Vertraue ihr als gut fundiertem Ausgangspunkt, nicht als exaktem Zielwert. Der verlässlichste Wert ist immer dein eigenes Ergebnis aus der Praxis: Lege deine Kalorienzufuhr anhand der Schätzung der Formel fest, beobachte dann zwei bis drei Wochen lang dein Gewicht und passe sie an. Wie weit zwei anerkannte Formeln bei derselben Person auseinanderliegen können, zeigt unsere Studie mit 840 Profilen, oder du berechnest deinen eigenen Wert mit dem Mifflin-St Jeor-Rechner.

Häufige Fragen

Wie genau ist die Mifflin-St Jeor-Formel?

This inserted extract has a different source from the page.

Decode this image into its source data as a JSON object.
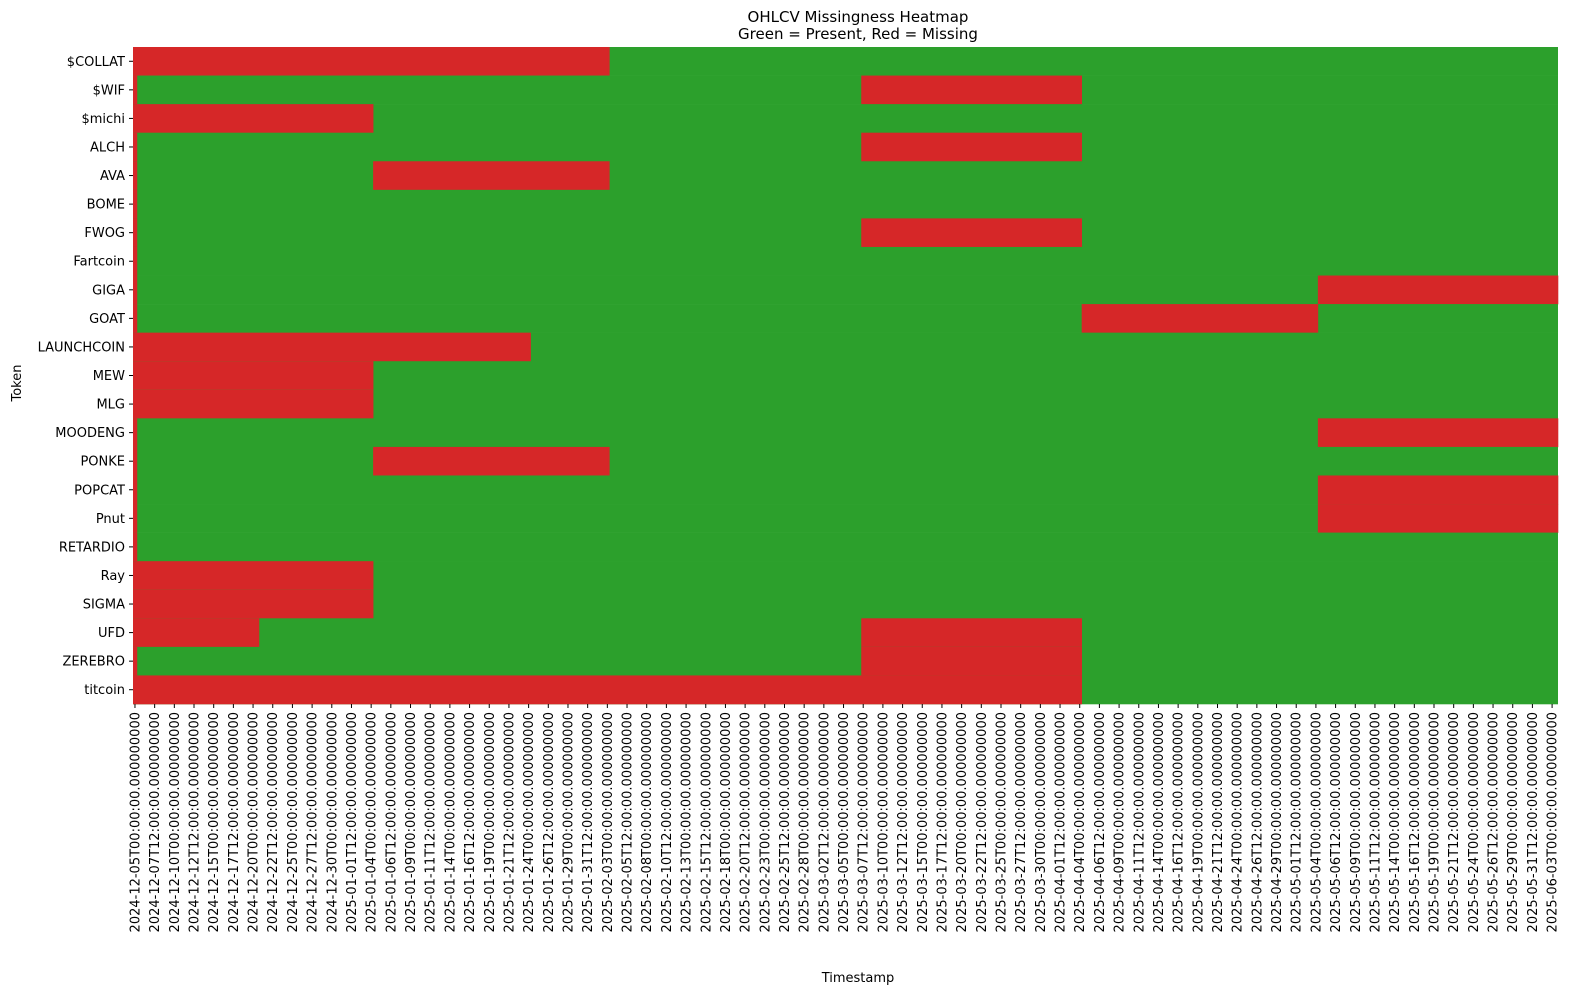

Sie ist die genaueste der gängigen Grundumsatz-Formeln. Eine systematische Übersichtsarbeit aus dem Jahr 2005 stellte fest, dass sie den gemessenen Grundumsatz bei mehr Menschen — sowohl nicht-adipösen als auch adipösen — innerhalb von 10% korrekt vorhersagte als jede andere Standardformel. Sie bleibt eine Schätzung und kann bei einzelnen Personen um mehr als 10% abweichen.

Wann ist die Mifflin-St Jeor-Formel am wenigsten genau?

Sie ist am wenigsten zuverlässig bei Menschen, deren Körperzusammensetzung für ihr Gewicht untypisch ist — sehr muskulöse oder sehr schlanke Menschen —, weil sie nur Gewicht, Größe, Alter und Geschlecht berücksichtigt, nicht den Körperfettanteil. Sie ist außerdem für ältere Erwachsene und für Bevölkerungsgruppen, die stark von ihrer Studienpopulation aus dem Jahr 1990 abweichen, weniger gut validiert.

Ist die Mifflin-St Jeor-Formel zum Abnehmen genau?

Sie ist ein solider Ausgangspunkt. Nutze ihre Schätzung, um ein erstes Kalorienziel festzulegen, und passe es dann anhand von zwei bis drei Wochen realer Ergebnisse an — deine tatsächliche Veränderungsrate ist ein verlässlicherer Anhaltspunkt als jede Formel.